Tuesday, March 09, 2010

Real Americans in the South

Paraguay Does What the U.S. Can’t: Universal Health Care

by ROCKY NEPTUN

As 2009 drew to a close, U.S. Congressional members, each having one of the best health care policies on Earth for themselves and family, were backing down from the power of health care industry lobbyists, and with a wink of O.K. from Obama, gutted real health care reform in America.

While the wealth pimps in Washington, D.C. managed, over public opposition, to gut any fair, just, equitable public option and, instead, handed the HMO crooks a high-priced Christmas present in mandatory requirement for their extortion policies, the government of tiny Paraguay gave its citizens a gift of all public health fees being eliminated nationwide on Christmas Day.

Life over wealth won out, as President Fernando Lugo, a former bishop who took office in August 2008, instituted another round in his government’s efforts to provide free health care to everyone. “What we are doing is making health care a right, regardless of a person's ability to pay,” Diego Gamarra, director general of health services in the Ministry of Public Health and Social Welfare (MSPBS), told reporters.

Seven percent of Paraguay's population of 6.1 million currently have private health coverage, 20 percent are covered by the health services of the social security institute, the Instituto de Previsión Social, and the rest depend on the public health system. But an estimated 40 percent of the population were unable to afford health care of any kind.

Unlike the United States and its big lie about health care “reform,” the New Year in Paraguay saw all 1,000 public hospitals and health clinics in Paraguay accessible and free to anyone.

The MSPBS gradually began to make some public health services free in September 2008, when fees for office or outpatient visits and emergency room visits were waived.
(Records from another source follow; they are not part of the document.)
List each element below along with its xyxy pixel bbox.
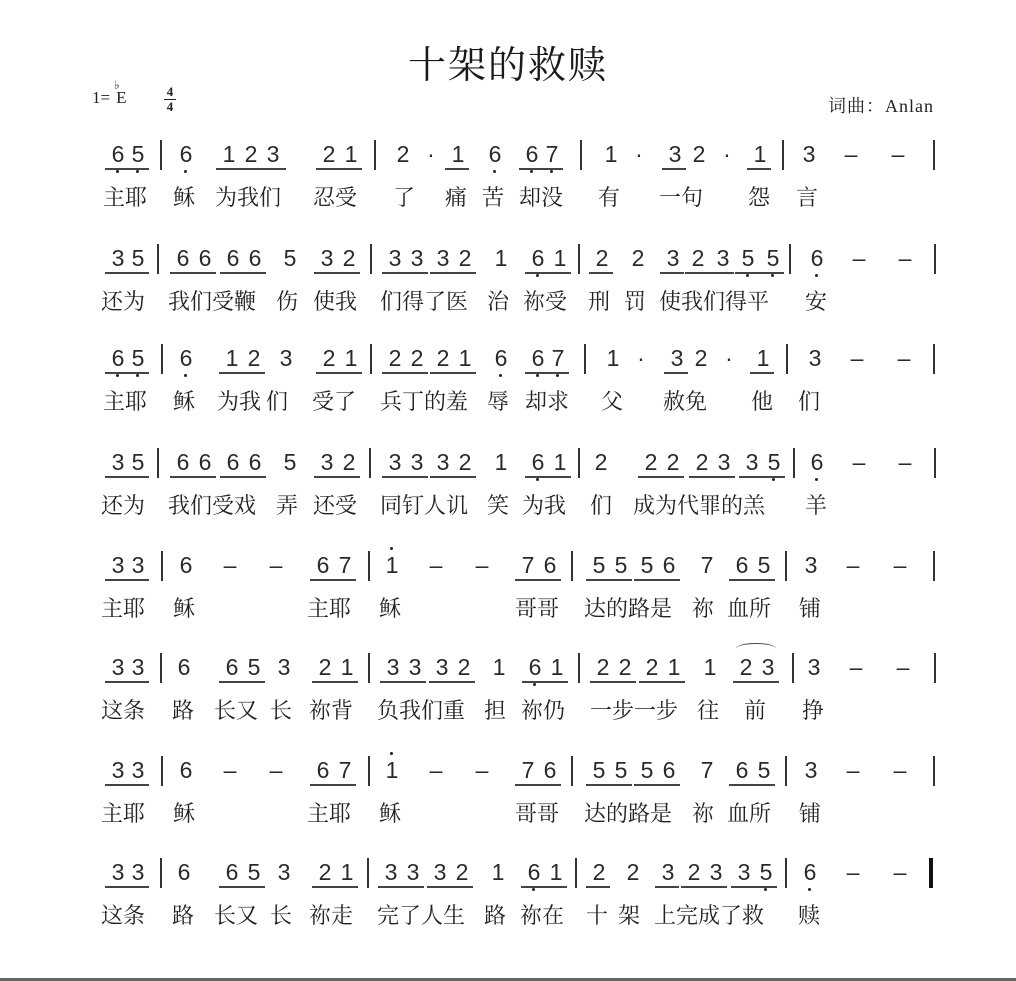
note: 7: [547, 344, 569, 372]
note: 1: [454, 344, 476, 372]
barline: [786, 344, 788, 374]
lyric: 伤: [276, 288, 298, 318]
lyric: 稣: [379, 800, 401, 830]
slur-arc: [736, 643, 776, 654]
note: 1: [336, 858, 358, 886]
barline: [157, 448, 159, 478]
note: 3: [432, 448, 454, 476]
lyric: 同钉人讥: [380, 492, 468, 522]
barline: [934, 653, 936, 683]
dash-note: –: [842, 858, 864, 886]
dash-note: –: [471, 756, 493, 784]
note: 5: [753, 756, 775, 784]
lyric: 路: [172, 902, 194, 932]
note: 2: [338, 244, 360, 272]
lyric: 我们受戏: [168, 492, 256, 522]
beam-underline: [105, 168, 149, 170]
lyric: 达的路是: [584, 800, 672, 830]
notes-line: 6561232122216671·32·13––: [0, 344, 1016, 384]
dash-note: –: [842, 756, 864, 784]
lyric: 笑: [487, 492, 509, 522]
note: 2: [691, 448, 713, 476]
key-signature: 1=♭E: [92, 88, 126, 108]
beam-underline: [739, 476, 785, 478]
lyric: 忍受: [313, 184, 357, 214]
lyric: 父: [601, 388, 623, 418]
dash-note: –: [889, 858, 911, 886]
lyric: 主耶: [103, 184, 147, 214]
beam-underline: [430, 272, 476, 274]
note: 2: [406, 344, 428, 372]
lyric: 受了: [312, 388, 356, 418]
lyrics-line: 主耶稣主耶稣哥哥达的路是祢血所铺: [0, 800, 1016, 832]
lyric: 一步一步: [590, 697, 678, 727]
dash-note: –: [848, 244, 870, 272]
lyric: 怨: [748, 184, 770, 214]
note: 6: [521, 140, 543, 168]
note: 5: [762, 244, 784, 272]
beam-underline: [312, 886, 358, 888]
beam-underline: [685, 272, 734, 274]
beam-underline: [729, 784, 775, 786]
note: 6: [107, 140, 129, 168]
note: 5: [588, 551, 610, 579]
beam-underline: [105, 886, 149, 888]
note: 5: [737, 244, 759, 272]
dash-note: –: [219, 756, 241, 784]
note: 3: [127, 858, 149, 886]
note: 6: [173, 858, 195, 886]
note: 3: [107, 551, 129, 579]
note: 2: [688, 140, 710, 168]
beam-underline: [314, 476, 360, 478]
beam-underline: [219, 681, 265, 683]
note: 6: [222, 244, 244, 272]
note: 3: [804, 344, 826, 372]
note: 3: [404, 653, 426, 681]
beam-underline: [689, 476, 735, 478]
lyric: 还为: [101, 288, 145, 318]
lyric: 铺: [799, 800, 821, 830]
beam-underline: [430, 372, 476, 374]
dash-note: –: [889, 551, 911, 579]
beam-underline: [427, 886, 473, 888]
note: 5: [279, 244, 301, 272]
note: 3: [384, 244, 406, 272]
lyric: 这条: [101, 902, 145, 932]
note: 1: [218, 140, 240, 168]
beam-underline: [316, 372, 362, 374]
lyric: 主耶: [103, 388, 147, 418]
score-row: 336––671––7655567653––主耶稣主耶稣哥哥达的路是祢血所铺: [0, 551, 1016, 651]
lyric: 祢: [692, 800, 714, 830]
note: 5: [127, 140, 149, 168]
dot-extension: ·: [716, 140, 738, 168]
beam-underline: [380, 681, 426, 683]
note: 5: [763, 448, 785, 476]
note: 5: [243, 858, 265, 886]
notes-line: 33665321333216122323356––: [0, 858, 1016, 898]
note: 1: [545, 858, 567, 886]
beam-underline: [750, 372, 774, 374]
beam-underline: [733, 681, 779, 683]
note: 3: [273, 653, 295, 681]
note: 6: [221, 653, 243, 681]
note: 6: [799, 858, 821, 886]
note: 7: [541, 140, 563, 168]
lower-octave-dot-icon: [136, 374, 139, 377]
lyric: 们: [266, 388, 288, 418]
lyric: 痛: [445, 184, 467, 214]
lyric: 这条: [101, 697, 145, 727]
note: 6: [806, 244, 828, 272]
lyric: 罚: [624, 288, 646, 318]
beam-underline: [639, 681, 685, 683]
beam-underline: [105, 372, 149, 374]
lower-octave-dot-icon: [499, 374, 502, 377]
note: 6: [244, 244, 266, 272]
lower-octave-dot-icon: [556, 374, 559, 377]
note: 1: [381, 551, 403, 579]
beam-underline: [105, 681, 149, 683]
barline: [584, 344, 586, 374]
note: 2: [627, 244, 649, 272]
note: 1: [336, 653, 358, 681]
note: 5: [588, 756, 610, 784]
note: 6: [658, 551, 680, 579]
note: 3: [733, 858, 755, 886]
note: 6: [172, 244, 194, 272]
upper-octave-dot-icon: [390, 752, 393, 755]
lower-octave-dot-icon: [536, 274, 539, 277]
beam-underline: [662, 168, 686, 170]
barline: [571, 551, 573, 581]
score-row: 33665321333216122323356––这条路长又长祢走完了人生路祢在…: [0, 858, 1016, 958]
note: 1: [752, 344, 774, 372]
lyric: 主耶: [101, 800, 145, 830]
barline: [161, 756, 163, 786]
note: 6: [312, 756, 334, 784]
barline: [785, 858, 787, 888]
note: 6: [194, 448, 216, 476]
lyric: 还受: [313, 492, 357, 522]
lyric: 祢走: [309, 902, 353, 932]
score-row: 656123212·16671·32·13––主耶稣为我们忍受了痛苦却没有一句怨…: [0, 140, 1016, 240]
barline: [578, 448, 580, 478]
beam-underline: [170, 476, 216, 478]
note: 1: [699, 653, 721, 681]
note: 3: [664, 140, 686, 168]
note: 1: [488, 653, 510, 681]
dash-note: –: [840, 140, 862, 168]
note: 3: [662, 244, 684, 272]
note: 6: [172, 448, 194, 476]
note: 2: [432, 344, 454, 372]
note: 3: [127, 653, 149, 681]
note: 2: [338, 448, 360, 476]
beam-underline: [105, 579, 149, 581]
note: 5: [127, 244, 149, 272]
note: 6: [222, 448, 244, 476]
dash-note: –: [894, 448, 916, 476]
flat-icon: ♭: [114, 78, 120, 93]
lyric: 刑: [588, 288, 610, 318]
lower-octave-dot-icon: [184, 170, 187, 173]
beam-underline: [310, 784, 356, 786]
beam-underline: [316, 168, 362, 170]
barline: [161, 551, 163, 581]
note: 1: [447, 140, 469, 168]
lyric: 却没: [519, 184, 563, 214]
dash-note: –: [425, 551, 447, 579]
beam-underline: [519, 168, 563, 170]
note: 5: [610, 756, 632, 784]
note: 5: [636, 756, 658, 784]
beam-underline: [731, 886, 777, 888]
note: 5: [127, 448, 149, 476]
note: 1: [221, 344, 243, 372]
dot-extension: ·: [420, 140, 442, 168]
beam-underline: [219, 372, 265, 374]
lyric: 路: [484, 902, 506, 932]
note: 6: [524, 653, 546, 681]
beam-underline: [525, 272, 571, 274]
note: 6: [175, 344, 197, 372]
lyric: 兵丁的羞: [380, 388, 468, 418]
barline: [933, 344, 935, 374]
note: 1: [381, 756, 403, 784]
note: 3: [666, 344, 688, 372]
note: 2: [592, 653, 614, 681]
note: 2: [590, 448, 612, 476]
beam-underline: [521, 886, 567, 888]
note: 3: [406, 244, 428, 272]
note: 6: [175, 140, 197, 168]
barline: [793, 448, 795, 478]
barline: [368, 756, 370, 786]
note: 6: [175, 551, 197, 579]
barline: [578, 244, 580, 274]
lyric: 治: [487, 288, 509, 318]
lyric: 主耶: [307, 800, 351, 830]
lower-octave-dot-icon: [184, 374, 187, 377]
note: 7: [517, 551, 539, 579]
beam-underline: [586, 886, 610, 888]
lower-octave-dot-icon: [136, 170, 139, 173]
beam-underline: [429, 681, 475, 683]
note: 6: [527, 344, 549, 372]
note: 7: [696, 756, 718, 784]
lyric: 稣: [379, 595, 401, 625]
lyric: 架: [618, 902, 640, 932]
note: 2: [318, 344, 340, 372]
lyric: 使我: [313, 288, 357, 318]
beam-underline: [655, 886, 679, 888]
credits: 词曲：Anlan: [828, 92, 934, 118]
note: 2: [735, 653, 757, 681]
lyric: 为我们: [215, 184, 281, 214]
note: 6: [731, 756, 753, 784]
note: 2: [318, 140, 340, 168]
note: 3: [800, 551, 822, 579]
lyric: 了: [393, 184, 415, 214]
lyric: 使我们得平: [659, 288, 769, 318]
note: 2: [640, 448, 662, 476]
dash-note: –: [848, 448, 870, 476]
note: 3: [127, 551, 149, 579]
key-prefix: 1=: [92, 88, 110, 107]
lyric: 血所: [727, 595, 771, 625]
lower-octave-dot-icon: [116, 374, 119, 377]
note: 1: [549, 244, 571, 272]
note: 5: [243, 653, 265, 681]
note: 3: [273, 858, 295, 886]
note: 6: [527, 448, 549, 476]
note: 6: [194, 244, 216, 272]
lyric: 们得了医: [380, 288, 468, 318]
note: 2: [384, 344, 406, 372]
beam-underline: [634, 784, 680, 786]
note: 6: [173, 653, 195, 681]
note: 1: [546, 653, 568, 681]
lyric: 一句: [659, 184, 703, 214]
barline: [933, 551, 935, 581]
note: 5: [610, 551, 632, 579]
note: 6: [523, 858, 545, 886]
note: 2: [314, 653, 336, 681]
beam-underline: [589, 272, 613, 274]
score-row: 336––671––7655567653––主耶稣主耶稣哥哥达的路是祢血所铺: [0, 756, 1016, 856]
score-row: 6561232122216671·32·13––主耶稣为我们受了兵丁的羞辱却求父…: [0, 344, 1016, 444]
lyrics-line: 主耶稣为我们忍受了痛苦却没有一句怨言: [0, 184, 1016, 216]
note: 2: [392, 140, 414, 168]
dash-note: –: [887, 140, 909, 168]
barline: [370, 244, 372, 274]
note: 3: [107, 244, 129, 272]
notes-line: 656123212·16671·32·13––: [0, 140, 1016, 180]
barline: [367, 858, 369, 888]
notes-line: 356666532333216122223356––: [0, 448, 1016, 488]
lyric: 稣: [173, 800, 195, 830]
note: 2: [243, 344, 265, 372]
note: 6: [107, 344, 129, 372]
lyric: 他: [751, 388, 773, 418]
note: 3: [712, 244, 734, 272]
beam-underline: [522, 681, 568, 683]
note: 3: [316, 448, 338, 476]
note: 6: [490, 344, 512, 372]
lyric: 祢在: [520, 902, 564, 932]
lyric: 十: [586, 902, 608, 932]
dash-note: –: [845, 653, 867, 681]
beam-underline: [310, 579, 356, 581]
lyric: 祢受: [523, 288, 567, 318]
lower-octave-dot-icon: [493, 170, 496, 173]
note: 2: [453, 653, 475, 681]
note: 6: [527, 244, 549, 272]
beam-underline: [382, 272, 428, 274]
lyric: 祢仍: [521, 697, 565, 727]
barline: [792, 653, 794, 683]
barline: [575, 858, 577, 888]
lower-octave-dot-icon: [530, 170, 533, 173]
beam-underline: [382, 372, 428, 374]
note: 1: [487, 858, 509, 886]
dash-note: –: [892, 653, 914, 681]
barline: [785, 756, 787, 786]
note: 1: [749, 140, 771, 168]
beam-underline: [747, 168, 771, 170]
note: 6: [484, 140, 506, 168]
lyric: 主耶: [101, 595, 145, 625]
note: 7: [696, 551, 718, 579]
lower-octave-dot-icon: [815, 274, 818, 277]
note: 1: [340, 344, 362, 372]
note: 3: [275, 344, 297, 372]
dash-note: –: [425, 756, 447, 784]
lyric: 往: [697, 697, 719, 727]
lyric: 们: [798, 388, 820, 418]
barline: [789, 244, 791, 274]
barline: [934, 244, 936, 274]
lyric: 我们受鞭: [168, 288, 256, 318]
dash-note: –: [265, 551, 287, 579]
lyric: 达的路是: [584, 595, 672, 625]
dot-extension: ·: [628, 140, 650, 168]
barline: [157, 244, 159, 274]
lyric: 上完成了救: [654, 902, 764, 932]
lyric: 言: [796, 184, 818, 214]
lyrics-line: 这条路长又长祢走完了人生路祢在十架上完成了救赎: [0, 902, 1016, 934]
lyric: 却求: [525, 388, 569, 418]
beam-underline: [525, 476, 571, 478]
barline: [782, 140, 784, 170]
lyric: 主耶: [307, 595, 351, 625]
barline: [368, 551, 370, 581]
barline: [160, 653, 162, 683]
note: 2: [240, 140, 262, 168]
time-sig-bottom: 4: [164, 101, 176, 113]
note: 6: [539, 756, 561, 784]
note: 1: [340, 140, 362, 168]
beam-underline: [314, 272, 360, 274]
beam-underline: [586, 784, 632, 786]
dash-note: –: [846, 344, 868, 372]
note: 2: [683, 858, 705, 886]
note: 7: [334, 551, 356, 579]
beam-underline: [220, 476, 266, 478]
note: 2: [451, 858, 473, 886]
note: 2: [622, 858, 644, 886]
beam-underline: [105, 476, 149, 478]
note: 1: [663, 653, 685, 681]
beam-underline: [105, 272, 149, 274]
note: 2: [454, 448, 476, 476]
note: 6: [806, 448, 828, 476]
lower-octave-dot-icon: [116, 170, 119, 173]
note: 3: [107, 858, 129, 886]
note: 2: [588, 858, 610, 886]
dash-note: –: [219, 551, 241, 579]
note: 6: [221, 858, 243, 886]
lyric: 稣: [173, 595, 195, 625]
lyric: 长: [270, 902, 292, 932]
lyric: 挣: [802, 697, 824, 727]
dot-extension: ·: [630, 344, 652, 372]
note: 1: [600, 140, 622, 168]
note: 3: [741, 448, 763, 476]
note: 5: [636, 551, 658, 579]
Later, hospital admission fees were eliminated, along with charges for intensive care, post-op incision care, nebulizer treatments, treatment in an infant incubator, oxygen therapy, surgery and other services. In late 2009, fees were removed for diagnostic tests in all specialties, and for dental and ophthalmological services.

However, Paraguay has the same problem that the United States has — wealthy families and large powerful corporations who do not pay their fair share in taxes and, thus, public money to fund public projects is limited.

In the U.S., where government is owned by the rich, for the rich, with so many tax loopholes and deduction allowances written by lobbyists, lawyers, accountants and others who serve the elite, public projects are financed by deficient spending, borrowing from the those very fat cats the money they are withholding from the public kitty and then, adding insult to injury, paying them a high interest on that stolen money.

In Paraguay, corporations and the rich simply evade taxes. There is no system in place to detect, let alone enforce, these parasites pay their fair share. President Lugo hopes to institute laws which crack down on evasion, however, the Supreme Court — as in the U.S. in Franklin Roosevelt’s day — is made up of wealthy men, all members of the Colorado Party of former dictator Gen. Alfredo Stroessner.

Like the United States, where the conservative lackeys of the rich, Republicans, whore Lieberman and other bought Democrats, the Supreme Court and most of the corporate media, will fight justice in health care tooth and nail, likewise the Colorado Party and the former elite of Paraguay will selfishly cling to their wealth while children and the ill die of neglect.

The deference however, I suspect, will be that while we here in the U.S. snivel and whimper and in delusion try health care reform at the state level, where HMO wealth is even more effective in buying elections, the citizens of Paraguay will take to the streets and physically take control of their mandate of health care for all.

How pitiful — and embarrassing — to be a U.S. citizen today, especially since our southern cousins are showing the world of what it is like to be a “real American” — with justice and equality for all.